Петр Краснов - С Ермаком на Сибирь
В церкви было тепло. Пахло ладаном, воском и лампадным маслом. Стариною пахло. По одну сторону стояли женщины, по другую — мужчины.
Гулко гудел под каменными низкими сводами голос чтеца. Слышно было, как покашливал в алтаре старый священник.
Куда ни глянет Федя — всюду видел темные «кручинные»[20] платья. Глубокие вздохи раздавались по церкви. У иконы Божьей Матери как рухнула на колени боярыня, так и стояла не шелохнувшись. Федя видел бледное, совсем белое лицо и слезы, бежавшие по впалым щекам. Полна была горем Москва!

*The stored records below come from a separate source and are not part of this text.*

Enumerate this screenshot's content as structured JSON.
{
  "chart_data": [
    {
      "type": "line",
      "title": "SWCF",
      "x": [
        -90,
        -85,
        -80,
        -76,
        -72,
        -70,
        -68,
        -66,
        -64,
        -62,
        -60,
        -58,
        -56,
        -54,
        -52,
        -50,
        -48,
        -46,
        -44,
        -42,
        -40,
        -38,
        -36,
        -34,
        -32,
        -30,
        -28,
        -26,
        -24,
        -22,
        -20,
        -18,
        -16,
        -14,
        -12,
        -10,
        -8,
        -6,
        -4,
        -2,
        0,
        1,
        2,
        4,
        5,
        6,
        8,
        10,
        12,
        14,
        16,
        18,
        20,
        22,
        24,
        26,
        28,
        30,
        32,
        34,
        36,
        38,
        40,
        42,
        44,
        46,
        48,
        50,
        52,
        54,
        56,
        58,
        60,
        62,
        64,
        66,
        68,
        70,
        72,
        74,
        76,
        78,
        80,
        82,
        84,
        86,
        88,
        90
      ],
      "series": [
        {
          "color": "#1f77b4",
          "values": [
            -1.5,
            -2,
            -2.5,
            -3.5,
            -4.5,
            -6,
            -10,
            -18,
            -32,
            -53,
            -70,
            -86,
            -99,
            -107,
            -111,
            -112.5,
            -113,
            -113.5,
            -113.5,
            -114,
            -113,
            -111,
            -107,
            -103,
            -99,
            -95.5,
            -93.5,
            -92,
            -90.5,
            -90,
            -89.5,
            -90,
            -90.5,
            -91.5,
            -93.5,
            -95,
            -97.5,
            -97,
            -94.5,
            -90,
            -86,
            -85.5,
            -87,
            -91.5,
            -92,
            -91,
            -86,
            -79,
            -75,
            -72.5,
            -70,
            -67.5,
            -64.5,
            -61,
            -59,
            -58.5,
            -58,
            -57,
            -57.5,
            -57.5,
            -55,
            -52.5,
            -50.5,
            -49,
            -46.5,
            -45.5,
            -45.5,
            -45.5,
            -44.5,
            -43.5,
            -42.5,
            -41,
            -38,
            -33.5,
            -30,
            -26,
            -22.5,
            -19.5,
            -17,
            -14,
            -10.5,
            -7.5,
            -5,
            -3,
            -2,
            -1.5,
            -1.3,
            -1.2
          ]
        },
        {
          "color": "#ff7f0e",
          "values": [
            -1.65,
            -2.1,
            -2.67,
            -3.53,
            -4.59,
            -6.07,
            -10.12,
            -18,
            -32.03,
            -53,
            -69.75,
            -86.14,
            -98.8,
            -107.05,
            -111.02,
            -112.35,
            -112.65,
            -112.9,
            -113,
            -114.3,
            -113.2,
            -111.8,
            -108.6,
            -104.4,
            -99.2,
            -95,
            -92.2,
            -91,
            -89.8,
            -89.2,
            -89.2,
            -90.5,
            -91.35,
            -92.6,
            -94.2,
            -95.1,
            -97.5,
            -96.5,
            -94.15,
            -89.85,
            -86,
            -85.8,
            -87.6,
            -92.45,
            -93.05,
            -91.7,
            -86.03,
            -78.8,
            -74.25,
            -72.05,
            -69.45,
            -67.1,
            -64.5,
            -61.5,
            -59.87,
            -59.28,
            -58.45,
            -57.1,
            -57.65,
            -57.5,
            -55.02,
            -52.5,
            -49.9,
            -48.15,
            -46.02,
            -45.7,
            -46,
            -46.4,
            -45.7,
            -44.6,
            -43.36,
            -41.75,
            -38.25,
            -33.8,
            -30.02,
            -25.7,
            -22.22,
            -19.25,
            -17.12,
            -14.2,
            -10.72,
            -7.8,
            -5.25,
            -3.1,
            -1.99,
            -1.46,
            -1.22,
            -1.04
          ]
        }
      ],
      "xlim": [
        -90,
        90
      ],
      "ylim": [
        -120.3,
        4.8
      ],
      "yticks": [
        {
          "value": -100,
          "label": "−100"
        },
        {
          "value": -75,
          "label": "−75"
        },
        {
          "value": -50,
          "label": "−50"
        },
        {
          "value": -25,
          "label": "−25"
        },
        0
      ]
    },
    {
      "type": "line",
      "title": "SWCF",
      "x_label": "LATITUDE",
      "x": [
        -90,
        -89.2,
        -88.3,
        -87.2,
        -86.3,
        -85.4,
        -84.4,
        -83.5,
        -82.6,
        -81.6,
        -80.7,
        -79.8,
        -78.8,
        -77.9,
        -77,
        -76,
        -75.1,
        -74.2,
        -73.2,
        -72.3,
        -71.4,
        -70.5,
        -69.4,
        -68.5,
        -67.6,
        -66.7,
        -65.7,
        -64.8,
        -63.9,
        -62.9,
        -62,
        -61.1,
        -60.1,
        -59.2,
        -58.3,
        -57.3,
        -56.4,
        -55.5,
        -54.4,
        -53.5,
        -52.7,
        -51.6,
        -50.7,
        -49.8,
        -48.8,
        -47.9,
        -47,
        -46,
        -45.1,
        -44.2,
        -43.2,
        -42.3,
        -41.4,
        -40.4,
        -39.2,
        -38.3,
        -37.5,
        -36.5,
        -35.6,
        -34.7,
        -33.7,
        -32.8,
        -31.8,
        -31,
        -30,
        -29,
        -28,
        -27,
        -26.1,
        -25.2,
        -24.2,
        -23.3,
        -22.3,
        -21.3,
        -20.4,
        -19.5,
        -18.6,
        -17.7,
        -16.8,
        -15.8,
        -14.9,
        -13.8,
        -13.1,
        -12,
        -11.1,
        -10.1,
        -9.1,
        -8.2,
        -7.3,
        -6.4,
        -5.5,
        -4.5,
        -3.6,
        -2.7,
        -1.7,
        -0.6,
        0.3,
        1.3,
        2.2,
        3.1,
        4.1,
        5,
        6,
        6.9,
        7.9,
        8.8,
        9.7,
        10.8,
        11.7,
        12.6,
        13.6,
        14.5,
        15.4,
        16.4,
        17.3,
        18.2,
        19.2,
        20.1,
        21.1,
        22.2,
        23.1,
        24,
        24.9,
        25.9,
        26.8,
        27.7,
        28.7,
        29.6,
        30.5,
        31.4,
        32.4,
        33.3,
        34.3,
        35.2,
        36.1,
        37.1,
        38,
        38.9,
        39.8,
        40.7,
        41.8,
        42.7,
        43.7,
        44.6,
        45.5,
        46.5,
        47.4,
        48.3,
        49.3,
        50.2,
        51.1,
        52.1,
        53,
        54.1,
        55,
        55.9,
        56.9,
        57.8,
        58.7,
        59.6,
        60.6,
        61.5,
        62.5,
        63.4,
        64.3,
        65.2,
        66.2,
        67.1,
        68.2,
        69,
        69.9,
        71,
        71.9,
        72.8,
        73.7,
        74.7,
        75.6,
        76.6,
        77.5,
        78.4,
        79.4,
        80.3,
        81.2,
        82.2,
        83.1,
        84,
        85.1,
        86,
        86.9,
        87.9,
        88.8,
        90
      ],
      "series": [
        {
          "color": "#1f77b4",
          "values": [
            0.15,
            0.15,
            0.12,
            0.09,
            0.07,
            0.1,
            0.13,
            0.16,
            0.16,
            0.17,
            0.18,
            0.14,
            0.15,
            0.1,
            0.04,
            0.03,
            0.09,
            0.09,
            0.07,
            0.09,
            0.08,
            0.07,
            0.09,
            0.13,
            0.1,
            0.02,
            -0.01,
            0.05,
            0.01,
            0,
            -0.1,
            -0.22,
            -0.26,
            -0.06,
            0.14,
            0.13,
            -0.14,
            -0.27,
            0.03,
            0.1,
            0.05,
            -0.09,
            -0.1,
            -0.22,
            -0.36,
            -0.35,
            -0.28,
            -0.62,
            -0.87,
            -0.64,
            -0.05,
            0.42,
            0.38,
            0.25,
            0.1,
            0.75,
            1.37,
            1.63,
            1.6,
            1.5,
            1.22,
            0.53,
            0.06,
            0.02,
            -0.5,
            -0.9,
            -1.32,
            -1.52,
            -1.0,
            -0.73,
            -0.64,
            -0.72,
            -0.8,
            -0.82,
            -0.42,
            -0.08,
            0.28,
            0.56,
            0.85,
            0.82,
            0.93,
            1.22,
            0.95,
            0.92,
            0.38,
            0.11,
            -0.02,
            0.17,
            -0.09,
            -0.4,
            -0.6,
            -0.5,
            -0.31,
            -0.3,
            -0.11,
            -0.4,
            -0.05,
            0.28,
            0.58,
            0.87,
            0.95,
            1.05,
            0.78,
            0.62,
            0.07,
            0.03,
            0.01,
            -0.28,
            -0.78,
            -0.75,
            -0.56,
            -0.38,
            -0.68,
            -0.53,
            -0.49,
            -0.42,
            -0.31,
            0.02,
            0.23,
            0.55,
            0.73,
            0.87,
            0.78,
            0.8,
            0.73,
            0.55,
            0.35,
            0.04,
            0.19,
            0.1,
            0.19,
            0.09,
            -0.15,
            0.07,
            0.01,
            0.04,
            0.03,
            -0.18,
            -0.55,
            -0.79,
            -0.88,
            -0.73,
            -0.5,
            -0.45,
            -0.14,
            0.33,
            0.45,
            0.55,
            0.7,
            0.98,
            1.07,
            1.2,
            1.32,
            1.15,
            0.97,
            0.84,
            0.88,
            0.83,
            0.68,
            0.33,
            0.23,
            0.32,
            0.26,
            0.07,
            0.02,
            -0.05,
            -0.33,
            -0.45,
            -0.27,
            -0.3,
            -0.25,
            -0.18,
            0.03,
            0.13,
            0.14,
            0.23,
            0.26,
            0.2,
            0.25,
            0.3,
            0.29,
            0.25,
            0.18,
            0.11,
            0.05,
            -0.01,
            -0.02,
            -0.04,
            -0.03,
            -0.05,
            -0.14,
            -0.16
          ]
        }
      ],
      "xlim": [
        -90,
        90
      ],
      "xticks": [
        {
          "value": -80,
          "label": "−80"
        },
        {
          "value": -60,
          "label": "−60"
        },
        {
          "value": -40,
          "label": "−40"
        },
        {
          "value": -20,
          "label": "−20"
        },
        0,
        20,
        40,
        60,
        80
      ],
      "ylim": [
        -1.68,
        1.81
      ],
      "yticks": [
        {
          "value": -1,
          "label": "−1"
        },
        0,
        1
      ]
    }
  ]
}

Федя слышал шепот о казнях и пытках. Слышал, как говорили о том, как испошлился народ, идет с доносами и кляузами, брат предает брата, сын отца. Знал Федя, что по тем доносам хватали в Москве по ночам людей и везли к Малюте Скуратову на допрос.
«Где же тот светлый, смелый юноша царь, что на статном аргамаке, что икона залитой золотом, явился в Казанских воротах и одним появлением своим остановил бегство ратных людей? Или подменили царя? Где же царский светло-бронный полк юношей, дворян московских? Где радость и счастье молодого, победного царствования?»
По Москве шепот о неудачах, о поражениях и… об измене.
После часов — шла заупокойная обедня. Об убиенных на бранях боярах, князьях и простолюдинах… О в пытках замученных.
Громче стали плач и стенания.
Хор запел протяжно и печально. Мужские голоса звучали в лад с мрачною торжественностью.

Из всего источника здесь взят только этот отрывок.